Having come prepared, Sebastian took out a board game from his bag and laid it out in front of them.
“Right, forty seconds, that’s all we need,” said Lexi, referring to the time that it had taken Chris during a practice run the previous night to enter Rex’s Reception and then get across his mind—the point during which the ears rang to warn the person that somebody was entering their mind. It was precautionary—they all knew that Chris was quick enough to cross a Reception without alerting the person’s mind to the intrusion, but they had all decided it was best to be safe, just in case.
“Okay, everyone ready?” asked Rex.
Everybody nodded and then turned to Chris.
Chris looked round at all his friends. “Is this really a good idea?”
“Chris!”
Chris sighed. “Fine, fine. I’m r
eady.”
“Good. Three . . . two . . . one . . . go!”
Immediately, they all started shouting loudly.
“I WANT TO BE RED!”
“NO, I WANT TO BE RED!”
“GIVE ME THE DICE!”
“NO, I’M STARTING!”
Chris saw Ms. Lamb look up at the noise for a moment before lowering her head and getting on with her work.

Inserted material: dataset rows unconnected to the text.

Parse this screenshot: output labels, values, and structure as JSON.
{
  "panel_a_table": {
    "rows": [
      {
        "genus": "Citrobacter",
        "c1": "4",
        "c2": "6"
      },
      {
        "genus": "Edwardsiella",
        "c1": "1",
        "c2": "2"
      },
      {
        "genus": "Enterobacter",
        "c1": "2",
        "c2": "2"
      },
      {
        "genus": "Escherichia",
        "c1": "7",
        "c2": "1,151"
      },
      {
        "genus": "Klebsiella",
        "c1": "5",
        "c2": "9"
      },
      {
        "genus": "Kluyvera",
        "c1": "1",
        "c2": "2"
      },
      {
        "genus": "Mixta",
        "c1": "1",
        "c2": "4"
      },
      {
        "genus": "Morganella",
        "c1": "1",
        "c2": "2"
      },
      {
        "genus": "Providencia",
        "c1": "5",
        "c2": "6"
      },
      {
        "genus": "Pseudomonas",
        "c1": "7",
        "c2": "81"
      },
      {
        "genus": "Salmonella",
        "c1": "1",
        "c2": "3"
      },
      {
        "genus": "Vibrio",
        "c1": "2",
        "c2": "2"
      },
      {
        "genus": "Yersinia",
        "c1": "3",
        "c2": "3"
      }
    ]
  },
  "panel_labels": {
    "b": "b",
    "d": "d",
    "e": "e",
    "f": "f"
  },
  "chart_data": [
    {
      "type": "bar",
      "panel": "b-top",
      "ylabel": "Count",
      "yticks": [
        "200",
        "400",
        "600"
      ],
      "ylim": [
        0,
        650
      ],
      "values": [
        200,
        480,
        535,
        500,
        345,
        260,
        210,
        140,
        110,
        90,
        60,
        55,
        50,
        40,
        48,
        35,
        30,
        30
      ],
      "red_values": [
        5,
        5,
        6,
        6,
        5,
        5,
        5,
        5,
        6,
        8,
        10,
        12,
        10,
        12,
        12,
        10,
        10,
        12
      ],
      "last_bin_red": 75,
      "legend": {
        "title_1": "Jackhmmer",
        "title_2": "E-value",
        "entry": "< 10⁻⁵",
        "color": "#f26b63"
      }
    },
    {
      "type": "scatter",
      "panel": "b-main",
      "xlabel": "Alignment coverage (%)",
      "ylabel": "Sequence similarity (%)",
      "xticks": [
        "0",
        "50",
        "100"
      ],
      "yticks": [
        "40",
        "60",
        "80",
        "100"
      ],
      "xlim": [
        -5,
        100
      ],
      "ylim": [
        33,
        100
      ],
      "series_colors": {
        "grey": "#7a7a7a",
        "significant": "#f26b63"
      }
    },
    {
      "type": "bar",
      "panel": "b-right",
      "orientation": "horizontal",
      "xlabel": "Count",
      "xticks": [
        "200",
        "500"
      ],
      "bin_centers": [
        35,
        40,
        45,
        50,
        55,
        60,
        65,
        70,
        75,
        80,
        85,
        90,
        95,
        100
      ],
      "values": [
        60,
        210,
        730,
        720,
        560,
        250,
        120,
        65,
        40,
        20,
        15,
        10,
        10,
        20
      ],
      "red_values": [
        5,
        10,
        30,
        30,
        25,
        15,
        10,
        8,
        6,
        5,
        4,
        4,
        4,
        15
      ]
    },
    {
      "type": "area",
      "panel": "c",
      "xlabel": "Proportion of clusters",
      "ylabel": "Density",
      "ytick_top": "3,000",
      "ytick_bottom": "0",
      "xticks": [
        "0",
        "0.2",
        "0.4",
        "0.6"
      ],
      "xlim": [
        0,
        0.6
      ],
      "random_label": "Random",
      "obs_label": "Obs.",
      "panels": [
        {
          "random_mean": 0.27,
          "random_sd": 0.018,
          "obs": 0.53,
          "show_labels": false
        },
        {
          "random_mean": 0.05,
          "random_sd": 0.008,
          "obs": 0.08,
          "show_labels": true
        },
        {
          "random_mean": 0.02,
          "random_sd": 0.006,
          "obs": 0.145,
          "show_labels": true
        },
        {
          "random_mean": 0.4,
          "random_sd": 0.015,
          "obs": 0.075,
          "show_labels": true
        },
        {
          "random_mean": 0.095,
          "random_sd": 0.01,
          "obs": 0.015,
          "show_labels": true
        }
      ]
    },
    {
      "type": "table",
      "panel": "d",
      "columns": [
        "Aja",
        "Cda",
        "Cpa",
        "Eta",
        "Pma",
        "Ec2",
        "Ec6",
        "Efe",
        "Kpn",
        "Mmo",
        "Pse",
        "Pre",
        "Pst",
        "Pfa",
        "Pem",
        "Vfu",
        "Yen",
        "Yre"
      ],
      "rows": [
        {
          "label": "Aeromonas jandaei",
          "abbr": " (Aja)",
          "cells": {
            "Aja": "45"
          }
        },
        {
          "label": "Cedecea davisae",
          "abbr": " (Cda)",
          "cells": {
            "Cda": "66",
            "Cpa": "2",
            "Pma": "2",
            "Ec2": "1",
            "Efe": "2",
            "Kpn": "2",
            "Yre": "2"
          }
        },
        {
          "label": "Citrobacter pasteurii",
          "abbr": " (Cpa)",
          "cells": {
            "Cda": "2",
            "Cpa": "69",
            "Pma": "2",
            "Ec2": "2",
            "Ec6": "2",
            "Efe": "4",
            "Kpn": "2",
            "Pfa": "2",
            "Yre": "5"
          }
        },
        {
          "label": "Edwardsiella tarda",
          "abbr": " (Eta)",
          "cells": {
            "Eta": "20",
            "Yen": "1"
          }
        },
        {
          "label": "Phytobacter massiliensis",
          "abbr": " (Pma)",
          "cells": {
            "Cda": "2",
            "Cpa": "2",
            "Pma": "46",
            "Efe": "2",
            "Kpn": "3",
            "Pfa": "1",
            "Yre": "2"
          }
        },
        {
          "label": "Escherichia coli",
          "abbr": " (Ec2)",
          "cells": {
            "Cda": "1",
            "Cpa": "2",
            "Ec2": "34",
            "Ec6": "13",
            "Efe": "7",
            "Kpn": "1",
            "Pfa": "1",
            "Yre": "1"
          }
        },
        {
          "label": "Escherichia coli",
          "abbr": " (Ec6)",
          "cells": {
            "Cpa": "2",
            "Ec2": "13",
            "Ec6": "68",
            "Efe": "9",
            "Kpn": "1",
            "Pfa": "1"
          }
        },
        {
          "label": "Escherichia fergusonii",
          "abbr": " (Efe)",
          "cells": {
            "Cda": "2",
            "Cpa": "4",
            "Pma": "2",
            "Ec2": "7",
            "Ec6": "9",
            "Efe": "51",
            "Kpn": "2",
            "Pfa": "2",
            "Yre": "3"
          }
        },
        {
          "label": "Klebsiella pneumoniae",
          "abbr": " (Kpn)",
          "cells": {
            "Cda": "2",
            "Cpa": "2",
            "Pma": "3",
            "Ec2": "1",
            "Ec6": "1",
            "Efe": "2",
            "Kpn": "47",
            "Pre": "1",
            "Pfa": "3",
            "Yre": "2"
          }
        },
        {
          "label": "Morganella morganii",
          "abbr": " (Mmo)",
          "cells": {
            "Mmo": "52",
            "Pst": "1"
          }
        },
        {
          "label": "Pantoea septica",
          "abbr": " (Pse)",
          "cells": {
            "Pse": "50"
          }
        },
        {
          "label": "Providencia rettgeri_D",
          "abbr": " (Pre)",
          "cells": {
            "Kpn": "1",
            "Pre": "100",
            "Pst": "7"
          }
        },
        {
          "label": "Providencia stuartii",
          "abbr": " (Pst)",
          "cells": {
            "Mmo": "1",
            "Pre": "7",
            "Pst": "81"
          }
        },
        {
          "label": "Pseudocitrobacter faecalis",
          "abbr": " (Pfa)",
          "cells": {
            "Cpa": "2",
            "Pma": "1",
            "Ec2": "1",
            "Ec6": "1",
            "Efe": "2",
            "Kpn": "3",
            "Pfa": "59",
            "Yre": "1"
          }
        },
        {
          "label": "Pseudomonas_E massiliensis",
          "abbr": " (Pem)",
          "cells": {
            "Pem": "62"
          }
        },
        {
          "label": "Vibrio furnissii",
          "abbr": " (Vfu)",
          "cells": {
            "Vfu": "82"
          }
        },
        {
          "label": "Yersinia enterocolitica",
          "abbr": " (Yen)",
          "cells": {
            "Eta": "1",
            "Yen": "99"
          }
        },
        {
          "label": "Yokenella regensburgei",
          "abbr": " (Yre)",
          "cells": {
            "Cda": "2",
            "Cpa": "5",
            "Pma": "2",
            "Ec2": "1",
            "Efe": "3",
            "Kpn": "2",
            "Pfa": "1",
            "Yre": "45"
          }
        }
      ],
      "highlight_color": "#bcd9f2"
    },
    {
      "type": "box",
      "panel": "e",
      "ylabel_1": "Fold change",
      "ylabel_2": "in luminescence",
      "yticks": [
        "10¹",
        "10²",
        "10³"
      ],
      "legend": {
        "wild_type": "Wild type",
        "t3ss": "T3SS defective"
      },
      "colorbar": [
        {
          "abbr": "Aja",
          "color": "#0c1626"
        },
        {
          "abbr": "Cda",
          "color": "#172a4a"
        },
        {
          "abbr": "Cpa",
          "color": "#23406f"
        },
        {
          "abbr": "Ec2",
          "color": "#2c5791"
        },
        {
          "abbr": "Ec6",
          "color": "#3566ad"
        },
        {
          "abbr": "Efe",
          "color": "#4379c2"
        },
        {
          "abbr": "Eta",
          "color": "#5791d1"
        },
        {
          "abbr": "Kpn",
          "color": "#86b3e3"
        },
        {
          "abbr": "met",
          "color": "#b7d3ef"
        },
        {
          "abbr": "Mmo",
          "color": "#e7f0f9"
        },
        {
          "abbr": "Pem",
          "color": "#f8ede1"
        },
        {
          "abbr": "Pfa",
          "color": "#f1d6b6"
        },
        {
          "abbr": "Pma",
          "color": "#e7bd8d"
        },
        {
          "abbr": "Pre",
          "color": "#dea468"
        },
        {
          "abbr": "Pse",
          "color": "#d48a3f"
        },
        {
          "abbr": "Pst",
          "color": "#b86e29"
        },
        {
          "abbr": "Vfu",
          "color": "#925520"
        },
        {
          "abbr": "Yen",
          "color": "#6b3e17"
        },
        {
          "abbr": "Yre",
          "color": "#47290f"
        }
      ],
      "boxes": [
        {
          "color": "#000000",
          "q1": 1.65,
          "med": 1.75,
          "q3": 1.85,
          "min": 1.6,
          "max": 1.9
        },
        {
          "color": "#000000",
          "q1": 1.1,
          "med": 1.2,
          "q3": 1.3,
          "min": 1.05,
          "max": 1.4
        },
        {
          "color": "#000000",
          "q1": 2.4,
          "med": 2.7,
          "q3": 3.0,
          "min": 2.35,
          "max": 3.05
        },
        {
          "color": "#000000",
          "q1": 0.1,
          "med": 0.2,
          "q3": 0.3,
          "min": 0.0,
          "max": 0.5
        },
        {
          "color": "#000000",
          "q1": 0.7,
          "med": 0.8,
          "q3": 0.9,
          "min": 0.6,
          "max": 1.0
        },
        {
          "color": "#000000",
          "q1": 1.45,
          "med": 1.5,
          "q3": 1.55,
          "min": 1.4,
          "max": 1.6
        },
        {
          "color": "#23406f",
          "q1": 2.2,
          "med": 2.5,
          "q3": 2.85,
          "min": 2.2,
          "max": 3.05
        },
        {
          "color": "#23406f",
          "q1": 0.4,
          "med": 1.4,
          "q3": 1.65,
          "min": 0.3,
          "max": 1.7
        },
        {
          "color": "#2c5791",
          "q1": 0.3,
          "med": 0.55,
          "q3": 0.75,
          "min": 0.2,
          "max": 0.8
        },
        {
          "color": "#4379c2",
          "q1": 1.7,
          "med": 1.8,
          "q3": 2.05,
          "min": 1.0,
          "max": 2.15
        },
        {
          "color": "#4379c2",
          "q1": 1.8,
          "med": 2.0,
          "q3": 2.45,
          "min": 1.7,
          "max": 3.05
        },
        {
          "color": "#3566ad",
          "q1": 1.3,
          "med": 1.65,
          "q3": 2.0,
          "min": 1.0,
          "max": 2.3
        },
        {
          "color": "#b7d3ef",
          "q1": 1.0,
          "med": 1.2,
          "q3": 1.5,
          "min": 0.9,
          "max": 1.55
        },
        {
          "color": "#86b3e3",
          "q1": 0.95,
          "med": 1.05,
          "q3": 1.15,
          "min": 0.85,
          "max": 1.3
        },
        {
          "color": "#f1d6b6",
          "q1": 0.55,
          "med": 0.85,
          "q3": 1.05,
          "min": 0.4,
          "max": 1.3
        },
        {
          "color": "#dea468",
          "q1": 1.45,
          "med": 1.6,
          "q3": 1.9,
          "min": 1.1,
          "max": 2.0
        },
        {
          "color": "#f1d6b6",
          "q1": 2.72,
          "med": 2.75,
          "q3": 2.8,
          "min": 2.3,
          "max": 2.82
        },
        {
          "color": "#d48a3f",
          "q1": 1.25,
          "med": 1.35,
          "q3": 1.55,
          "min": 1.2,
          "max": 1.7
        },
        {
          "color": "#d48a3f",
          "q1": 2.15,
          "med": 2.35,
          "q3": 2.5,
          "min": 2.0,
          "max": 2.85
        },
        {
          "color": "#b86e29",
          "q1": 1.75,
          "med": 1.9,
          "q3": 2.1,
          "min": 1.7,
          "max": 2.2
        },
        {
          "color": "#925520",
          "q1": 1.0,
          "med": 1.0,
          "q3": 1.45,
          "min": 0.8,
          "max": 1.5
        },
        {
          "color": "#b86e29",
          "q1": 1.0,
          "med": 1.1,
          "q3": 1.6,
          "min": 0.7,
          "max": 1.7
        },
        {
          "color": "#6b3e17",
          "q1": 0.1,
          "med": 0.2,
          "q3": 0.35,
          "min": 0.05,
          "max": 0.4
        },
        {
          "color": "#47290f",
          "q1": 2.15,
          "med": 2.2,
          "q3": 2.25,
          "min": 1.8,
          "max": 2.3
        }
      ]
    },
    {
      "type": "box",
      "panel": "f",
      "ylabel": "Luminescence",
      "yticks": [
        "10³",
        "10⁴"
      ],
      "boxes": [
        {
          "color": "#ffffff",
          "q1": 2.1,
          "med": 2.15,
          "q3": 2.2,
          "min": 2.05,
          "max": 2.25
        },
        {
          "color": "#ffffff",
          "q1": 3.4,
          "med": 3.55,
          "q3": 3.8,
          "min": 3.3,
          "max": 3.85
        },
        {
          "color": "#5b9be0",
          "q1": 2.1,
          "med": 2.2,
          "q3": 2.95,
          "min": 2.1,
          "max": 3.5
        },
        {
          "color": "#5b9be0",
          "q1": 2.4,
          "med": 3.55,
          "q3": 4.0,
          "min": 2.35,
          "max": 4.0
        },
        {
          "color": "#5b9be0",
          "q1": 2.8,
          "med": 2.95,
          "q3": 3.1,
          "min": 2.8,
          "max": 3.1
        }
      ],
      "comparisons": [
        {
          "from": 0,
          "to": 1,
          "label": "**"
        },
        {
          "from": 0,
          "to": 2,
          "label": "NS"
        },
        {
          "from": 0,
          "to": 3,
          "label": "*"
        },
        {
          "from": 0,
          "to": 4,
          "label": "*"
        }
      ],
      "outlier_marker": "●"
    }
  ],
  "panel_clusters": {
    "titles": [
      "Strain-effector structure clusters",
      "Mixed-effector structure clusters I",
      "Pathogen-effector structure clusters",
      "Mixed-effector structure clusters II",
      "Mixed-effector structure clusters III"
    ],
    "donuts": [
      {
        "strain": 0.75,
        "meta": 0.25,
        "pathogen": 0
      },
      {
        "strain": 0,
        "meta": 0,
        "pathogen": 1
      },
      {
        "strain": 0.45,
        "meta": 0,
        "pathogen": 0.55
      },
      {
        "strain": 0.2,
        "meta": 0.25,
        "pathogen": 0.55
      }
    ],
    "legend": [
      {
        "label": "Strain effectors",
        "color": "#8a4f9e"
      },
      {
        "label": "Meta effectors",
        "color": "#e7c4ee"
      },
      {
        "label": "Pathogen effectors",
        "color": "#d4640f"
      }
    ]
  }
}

Lexi looked up at Chris. Do it now! she mouthed.
Chris nodded, turned back to face Ms. Lamb, and let his eyes glaze over.
• • •
Chris had been inside Ms. Lamb’s mind once before, in his first week at Myers Holt, where he had sealed his fate as her most hated pupil by finding out her fear of being lonely. That time, his first visit past anybody’s Reception, the cityscape had been filled with blocks—a three-dimensional replica of the colorful mind map that he had committed to memory only moments earlier. Now, as he opened the door from her mind’s Reception and looked out over the cityscape, he noticed how much progress he had made over the course of his training. The city of Ms. Lamb’s mind now revealed itself to be a much darker place than he had first encountered, a mass of menacing Gothic buildings of all shapes and sizes. The skies, however, were blue, a reflection of her good mood, thought Chris, which only made the soot and dirt on the buildings more obvious.
Chris walked quickly down the cobbled streets of this silent city and tried to ignore the menacing stone gargoyles that sneered down at him from the tops of the buildings. He turned left onto Emotions Street and walked quickly to where the building housing memories and thoughts of love should be. At first, Chris thought that it wasn’t there, but as he approached it he saw that it did exist. Being only the size of a small garden shed, however, it had been hidden by the looming towers of Dislikes and Jealousy on either side of it. He hurried over to the rickety wooden door and looked at the small carved stone sign hanging from a rusty hook over the faded red paint: FAIRLY STRONG LIKES.
This, thought Chris, smiling, was clearly as close as Ms. Lamb got to feeling love. He opened the creaking door and entered it. There, in the center of the tiny room, was a dark wood filing cabinet with a single drawer, which Chris pulled open.